It’s not every day that you have hundreds of eyes on you as you’re about to speak. Particularly when those eyes belong to people who actually (no, really) want to hear what you have to say. Not for me anyway, the ever-reluctant public speaker. You may well ask how I got myself into this situation. The answer is six words long. Or, given we’re in the acronym-tastic realm of ELT, six letters. I was here for IATEFL.
IATEFL’s latest outing took place last month in sunny Wroclaw in Poland, both a city and a country that neither myself nor my colleague and co-presenter Zoe had ever visited before. The vibe was friendly and engaged, as you’d expect from a group of ELT professionals keen to pick up some intel to take back to their classroom, their company, or their publishing house. Zoe and I, however, were nervous.
With our wider team, we’d spent the last 4 months researching, licensing, scripting, and editing dozens of videos for DLA’s new authentic video series, Ready to Run. Finally, today was the day that we announced it to the (ELT) world. No pressure, then.
We were billed to present a workshop called A Sneak Peek: The New Generation of Authentic ELT Video, in Room 113. It seated 60, and we optimistically imagined we’d maybe fill half the space. That… wasn’t quite how it played out:
What had happened? Had everyone somehow ended up in the wrong room? Did they maybe think this was where the free biscuits were given out? Amazingly enough, it wasn’t a mistake. This many people genuinely wanted to know what the youngest presenting duo on site had to say about authentic video.

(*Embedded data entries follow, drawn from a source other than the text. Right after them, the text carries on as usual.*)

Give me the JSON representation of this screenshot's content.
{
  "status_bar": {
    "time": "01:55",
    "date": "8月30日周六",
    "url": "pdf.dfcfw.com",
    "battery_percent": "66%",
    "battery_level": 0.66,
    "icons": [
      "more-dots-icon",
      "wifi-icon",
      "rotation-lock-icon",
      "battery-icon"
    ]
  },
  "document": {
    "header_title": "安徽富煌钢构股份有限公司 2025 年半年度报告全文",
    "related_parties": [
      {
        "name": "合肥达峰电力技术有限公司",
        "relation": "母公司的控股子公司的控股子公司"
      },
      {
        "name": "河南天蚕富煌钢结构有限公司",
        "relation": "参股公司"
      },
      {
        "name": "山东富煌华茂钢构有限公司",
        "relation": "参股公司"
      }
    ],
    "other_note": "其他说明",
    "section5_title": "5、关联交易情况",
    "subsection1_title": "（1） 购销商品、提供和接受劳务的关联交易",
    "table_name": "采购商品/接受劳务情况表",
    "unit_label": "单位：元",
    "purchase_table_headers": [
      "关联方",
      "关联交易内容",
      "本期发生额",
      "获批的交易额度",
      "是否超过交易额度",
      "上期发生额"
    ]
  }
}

After some pretty impressive human Tetris in the room, the little festival we’d created was moved to a lecture theatre, where we much more comfortably ran our workshop with some truly brilliant contributions from the participants.
We shared with our participants why we created the series, and what we were hoping to achieve. We shared our thinking, our process (a tricky one), and our challenges. And we shared our results, screening three videos and offering sample learning materials for those who wanted to try them out in their classrooms. And, most importantly, we shared how we all define ‘authentic’ and why it’s valuable, however we decide to do so.
What we realised, however, as the talk ended and Zoe and I were each overwhelmed with excited teachers wanting to speak to us, is that there had been a mistake after all. It was ours.
We’d dramatically underestimated the interest in and demand for authentic materials. We knew there was appetite, of course. That’s why we made the series. But we were astonished and delighted to witness just how many people were ready and willing to bring authentic into their world. We fielded questions from teachers of small classrooms and of summer schools, from directors of studies, from authors, materials writers, from parents, all wanting to know how they could access Ready to Run and when they could start using it. We were repeatedly stopped in the hallways and asked about the series, and were even invited to present the same material in other countries. Sure, we’ve given talks and workshops on authentic video before, it’s what we do. It’s our schtick, if you will. But we’ve never quite received this amount of attention for it before. And we don’t think it’s a coincidence.
More and more language teachers and students are tiring of using materials that feel unnatural, obviously scripted, clearly acted. If the materials being used are not truly representative of the language, how can a teacher confidently say they’re preparing students adequately for real-world scenarios we presume they’re training to one day enter?
Why should we accept that students are only ever shown glossy, perfect characters? Why should we accept that students are only ever going to see predictable stories with perfect conclusions? Why should we accept that students will only ever be exposed to unbroken, perfect English? We don’t accept that, and nor should you. In Poland we shared examples of material that proves we no longer have to and, it seems, we were heard.